Впрочем, культурные отсылки в этой поэзии лишь остраняют настоящее. Соположение близких текстов подразумевают сравнение опыта двух стихотворцев, но, может быть, идентичного опыта травмы, а потому каждое слово в блокаду не равно самому себе. В стихотворении Гора «Здесь лошадь смеялась и время скакало» можно найти цитаты из Пушкина, Некрасова и Хармса, но вместе с тем – это документальная хроника, детальное описание происходящего. В предисловии составительница сборника Полина Барскова описывает, как её мама, лично знакомая с поэтом, читала его блокадные стихи и восклицала: «Это не тот Гор, которого я знала!». В этом заключена точная правда: блокада изменила восприятие изобретённого ранее абсурда.

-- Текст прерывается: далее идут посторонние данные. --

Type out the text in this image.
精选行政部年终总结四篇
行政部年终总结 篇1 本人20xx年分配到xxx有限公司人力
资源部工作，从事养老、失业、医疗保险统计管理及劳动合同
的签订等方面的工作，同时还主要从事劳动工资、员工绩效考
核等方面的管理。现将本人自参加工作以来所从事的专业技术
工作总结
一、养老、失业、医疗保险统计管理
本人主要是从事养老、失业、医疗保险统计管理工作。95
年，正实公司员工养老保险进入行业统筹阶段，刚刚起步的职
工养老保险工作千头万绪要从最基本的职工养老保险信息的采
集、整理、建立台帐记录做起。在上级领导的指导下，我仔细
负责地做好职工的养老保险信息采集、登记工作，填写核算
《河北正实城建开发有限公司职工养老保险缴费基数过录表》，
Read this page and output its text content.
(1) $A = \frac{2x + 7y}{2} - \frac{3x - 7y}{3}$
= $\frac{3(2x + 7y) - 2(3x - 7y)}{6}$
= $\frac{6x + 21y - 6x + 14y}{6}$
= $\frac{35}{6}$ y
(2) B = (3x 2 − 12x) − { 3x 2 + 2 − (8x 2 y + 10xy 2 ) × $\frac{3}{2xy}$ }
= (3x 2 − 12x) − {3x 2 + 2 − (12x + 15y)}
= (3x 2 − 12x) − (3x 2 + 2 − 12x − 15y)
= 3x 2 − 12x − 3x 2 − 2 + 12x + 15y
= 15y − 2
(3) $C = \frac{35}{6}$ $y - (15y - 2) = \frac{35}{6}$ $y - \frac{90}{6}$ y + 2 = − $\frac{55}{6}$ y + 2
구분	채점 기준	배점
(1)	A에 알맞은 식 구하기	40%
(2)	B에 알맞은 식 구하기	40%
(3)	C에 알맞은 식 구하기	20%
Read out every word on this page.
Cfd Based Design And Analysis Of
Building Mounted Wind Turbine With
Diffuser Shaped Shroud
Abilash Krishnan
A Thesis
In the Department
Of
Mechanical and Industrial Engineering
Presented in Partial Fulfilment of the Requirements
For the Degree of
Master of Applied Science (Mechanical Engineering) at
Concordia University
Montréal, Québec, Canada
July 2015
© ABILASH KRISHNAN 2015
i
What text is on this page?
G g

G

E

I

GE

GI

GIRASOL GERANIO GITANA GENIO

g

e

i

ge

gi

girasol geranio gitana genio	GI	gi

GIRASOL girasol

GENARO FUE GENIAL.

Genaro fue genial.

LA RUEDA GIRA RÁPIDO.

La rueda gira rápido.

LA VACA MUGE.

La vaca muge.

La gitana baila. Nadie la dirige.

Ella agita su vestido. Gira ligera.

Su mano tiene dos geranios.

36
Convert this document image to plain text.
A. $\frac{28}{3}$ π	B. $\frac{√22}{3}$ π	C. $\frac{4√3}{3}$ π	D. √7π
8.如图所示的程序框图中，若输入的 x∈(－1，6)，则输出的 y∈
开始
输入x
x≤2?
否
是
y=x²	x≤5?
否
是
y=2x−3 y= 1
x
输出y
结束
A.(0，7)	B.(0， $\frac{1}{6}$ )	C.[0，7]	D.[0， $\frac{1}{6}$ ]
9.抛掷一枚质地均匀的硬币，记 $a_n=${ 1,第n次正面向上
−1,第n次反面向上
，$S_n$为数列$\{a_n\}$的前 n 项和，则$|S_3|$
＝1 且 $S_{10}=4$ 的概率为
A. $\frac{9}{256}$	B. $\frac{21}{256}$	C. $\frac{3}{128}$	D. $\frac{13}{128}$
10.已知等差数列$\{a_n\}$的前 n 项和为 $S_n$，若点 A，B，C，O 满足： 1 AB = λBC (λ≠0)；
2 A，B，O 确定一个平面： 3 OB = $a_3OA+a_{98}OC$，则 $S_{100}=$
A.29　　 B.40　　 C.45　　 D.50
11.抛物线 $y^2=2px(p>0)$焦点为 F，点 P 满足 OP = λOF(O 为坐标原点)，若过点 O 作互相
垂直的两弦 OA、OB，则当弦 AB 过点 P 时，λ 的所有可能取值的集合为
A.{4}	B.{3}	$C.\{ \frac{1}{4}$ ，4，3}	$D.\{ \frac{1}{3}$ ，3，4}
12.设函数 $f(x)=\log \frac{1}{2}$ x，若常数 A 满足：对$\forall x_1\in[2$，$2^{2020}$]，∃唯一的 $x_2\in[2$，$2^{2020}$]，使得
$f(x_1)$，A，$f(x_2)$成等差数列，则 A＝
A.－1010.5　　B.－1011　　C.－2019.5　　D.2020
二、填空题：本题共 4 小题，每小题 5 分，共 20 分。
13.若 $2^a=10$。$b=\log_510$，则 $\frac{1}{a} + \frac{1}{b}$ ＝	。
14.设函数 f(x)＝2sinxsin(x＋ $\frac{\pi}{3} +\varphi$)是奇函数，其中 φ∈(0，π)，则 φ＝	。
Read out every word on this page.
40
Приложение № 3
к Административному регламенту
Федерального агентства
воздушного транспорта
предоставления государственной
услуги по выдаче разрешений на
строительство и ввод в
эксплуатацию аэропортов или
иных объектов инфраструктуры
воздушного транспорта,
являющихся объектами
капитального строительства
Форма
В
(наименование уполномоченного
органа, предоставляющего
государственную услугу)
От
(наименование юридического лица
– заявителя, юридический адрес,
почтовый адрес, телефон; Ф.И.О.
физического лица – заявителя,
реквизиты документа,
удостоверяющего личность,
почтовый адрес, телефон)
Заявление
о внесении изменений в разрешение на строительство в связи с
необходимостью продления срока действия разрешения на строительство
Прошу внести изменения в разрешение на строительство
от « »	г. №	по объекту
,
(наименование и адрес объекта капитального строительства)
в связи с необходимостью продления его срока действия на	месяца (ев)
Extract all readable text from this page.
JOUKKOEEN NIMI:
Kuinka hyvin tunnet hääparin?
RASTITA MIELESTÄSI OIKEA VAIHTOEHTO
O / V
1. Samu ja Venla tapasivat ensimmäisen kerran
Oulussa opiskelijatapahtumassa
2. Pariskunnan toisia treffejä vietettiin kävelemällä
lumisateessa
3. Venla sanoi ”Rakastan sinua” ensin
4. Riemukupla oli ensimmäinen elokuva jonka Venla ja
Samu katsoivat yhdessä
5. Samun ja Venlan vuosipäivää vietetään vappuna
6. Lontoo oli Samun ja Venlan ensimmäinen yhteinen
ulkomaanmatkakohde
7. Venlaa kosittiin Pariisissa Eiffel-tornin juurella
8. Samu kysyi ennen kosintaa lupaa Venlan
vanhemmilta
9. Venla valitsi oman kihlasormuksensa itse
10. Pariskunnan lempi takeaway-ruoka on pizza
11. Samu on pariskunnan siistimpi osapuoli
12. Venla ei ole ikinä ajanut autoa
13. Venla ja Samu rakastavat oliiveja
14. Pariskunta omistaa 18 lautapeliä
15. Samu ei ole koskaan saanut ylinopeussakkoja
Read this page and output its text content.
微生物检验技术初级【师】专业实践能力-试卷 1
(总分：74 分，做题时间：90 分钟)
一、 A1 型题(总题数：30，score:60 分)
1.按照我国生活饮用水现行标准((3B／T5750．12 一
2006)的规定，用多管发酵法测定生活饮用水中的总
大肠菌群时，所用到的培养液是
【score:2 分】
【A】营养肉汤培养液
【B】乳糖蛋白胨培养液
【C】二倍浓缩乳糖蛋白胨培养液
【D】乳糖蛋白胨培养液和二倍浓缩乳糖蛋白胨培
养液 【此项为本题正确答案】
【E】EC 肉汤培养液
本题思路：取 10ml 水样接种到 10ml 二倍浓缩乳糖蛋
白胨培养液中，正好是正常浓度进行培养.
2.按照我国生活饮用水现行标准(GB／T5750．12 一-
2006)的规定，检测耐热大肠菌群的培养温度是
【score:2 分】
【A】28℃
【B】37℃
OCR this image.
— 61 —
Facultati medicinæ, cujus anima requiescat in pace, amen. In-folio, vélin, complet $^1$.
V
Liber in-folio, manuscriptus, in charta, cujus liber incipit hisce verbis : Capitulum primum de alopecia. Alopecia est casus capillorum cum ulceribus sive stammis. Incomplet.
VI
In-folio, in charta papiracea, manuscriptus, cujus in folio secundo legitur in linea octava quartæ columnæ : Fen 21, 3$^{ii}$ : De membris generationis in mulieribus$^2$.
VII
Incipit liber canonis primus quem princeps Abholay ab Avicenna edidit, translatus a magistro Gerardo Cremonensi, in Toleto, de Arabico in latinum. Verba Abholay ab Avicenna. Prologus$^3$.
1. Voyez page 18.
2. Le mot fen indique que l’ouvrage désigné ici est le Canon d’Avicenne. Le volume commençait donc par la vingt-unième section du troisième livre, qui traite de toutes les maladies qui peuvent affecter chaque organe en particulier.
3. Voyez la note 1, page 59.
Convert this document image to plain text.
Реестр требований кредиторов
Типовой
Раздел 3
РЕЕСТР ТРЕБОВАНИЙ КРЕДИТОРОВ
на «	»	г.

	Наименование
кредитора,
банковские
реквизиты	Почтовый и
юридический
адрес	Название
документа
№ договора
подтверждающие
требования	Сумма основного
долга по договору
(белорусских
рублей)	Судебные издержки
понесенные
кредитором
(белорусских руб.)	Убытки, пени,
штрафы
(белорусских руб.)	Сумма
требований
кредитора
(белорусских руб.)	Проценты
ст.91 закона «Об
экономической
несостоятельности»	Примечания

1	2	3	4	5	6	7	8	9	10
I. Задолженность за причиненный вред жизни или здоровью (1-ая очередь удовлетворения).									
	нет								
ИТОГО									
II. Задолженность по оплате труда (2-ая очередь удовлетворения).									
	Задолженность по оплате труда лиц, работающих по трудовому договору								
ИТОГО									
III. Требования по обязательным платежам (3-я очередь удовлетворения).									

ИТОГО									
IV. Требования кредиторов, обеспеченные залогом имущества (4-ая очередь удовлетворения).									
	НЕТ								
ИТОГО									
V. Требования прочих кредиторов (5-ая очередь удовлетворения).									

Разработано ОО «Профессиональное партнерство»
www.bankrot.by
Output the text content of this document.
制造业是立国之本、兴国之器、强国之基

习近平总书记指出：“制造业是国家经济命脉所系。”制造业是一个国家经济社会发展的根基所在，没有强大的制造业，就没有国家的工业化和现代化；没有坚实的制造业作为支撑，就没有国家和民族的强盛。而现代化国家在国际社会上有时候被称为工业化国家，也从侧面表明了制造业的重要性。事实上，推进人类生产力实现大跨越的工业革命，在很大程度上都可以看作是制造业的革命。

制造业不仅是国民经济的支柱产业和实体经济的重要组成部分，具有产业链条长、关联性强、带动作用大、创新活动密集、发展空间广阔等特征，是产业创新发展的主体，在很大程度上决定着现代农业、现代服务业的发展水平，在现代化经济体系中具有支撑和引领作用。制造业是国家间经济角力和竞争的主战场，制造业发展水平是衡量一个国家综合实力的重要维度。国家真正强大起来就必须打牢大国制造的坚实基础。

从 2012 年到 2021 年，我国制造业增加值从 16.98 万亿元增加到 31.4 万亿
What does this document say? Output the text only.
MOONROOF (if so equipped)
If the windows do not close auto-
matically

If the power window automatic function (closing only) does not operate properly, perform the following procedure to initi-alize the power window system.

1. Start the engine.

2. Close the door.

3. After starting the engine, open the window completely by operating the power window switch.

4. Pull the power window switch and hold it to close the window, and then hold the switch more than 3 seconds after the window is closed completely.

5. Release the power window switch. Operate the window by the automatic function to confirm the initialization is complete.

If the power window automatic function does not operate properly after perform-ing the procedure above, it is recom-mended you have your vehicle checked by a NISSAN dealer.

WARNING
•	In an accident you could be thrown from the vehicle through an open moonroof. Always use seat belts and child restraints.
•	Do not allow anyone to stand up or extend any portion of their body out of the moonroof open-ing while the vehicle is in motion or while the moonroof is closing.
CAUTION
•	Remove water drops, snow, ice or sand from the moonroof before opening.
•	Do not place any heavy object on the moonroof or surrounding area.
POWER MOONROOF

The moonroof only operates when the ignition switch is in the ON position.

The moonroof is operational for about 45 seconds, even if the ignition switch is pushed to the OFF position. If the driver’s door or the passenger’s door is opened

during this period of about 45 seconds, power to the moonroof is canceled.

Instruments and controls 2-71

Жизнь города настолько расходится с привычной реальностью, что абсурдная поэтика оказывается единственным правдивым методом описания этой реальности. Её сила не в цветистых метафорах или интертекстуальных играх, а в изображении разрушенной причинно-следственной связи, алогизме в самой жизни. Поэтому манифестарными стихами сборника становятся строки художника-авангардиста Владмимира Стерлигова:

 

Ложку поднес к губам — смерть,

Руку протянул, чтобы здравствуйте — смерть,

Увидел птицу-чижика — смерть,

На ветке листочек — смерть (с. 98).

 

Это самый ёмкий способ описать блокаду: смерть как неотъемлемая часть быта, ежедневный обряд, вроде похода к реке за водой. В одном интернет-обсуждении под текстом Стерлигова написали комментарий: «Заменить здесь “смерть” на “жизнь” – что изменится?» Действительно, может показаться, что сам текст не рассыплется от такой подмены, но это был бы тот случай, когда к мироощущению, выраженному билингвальной поэтикой абсурда, добавляется этический критерий, и он не позволяет выбрать самую безболезненную из трактовок.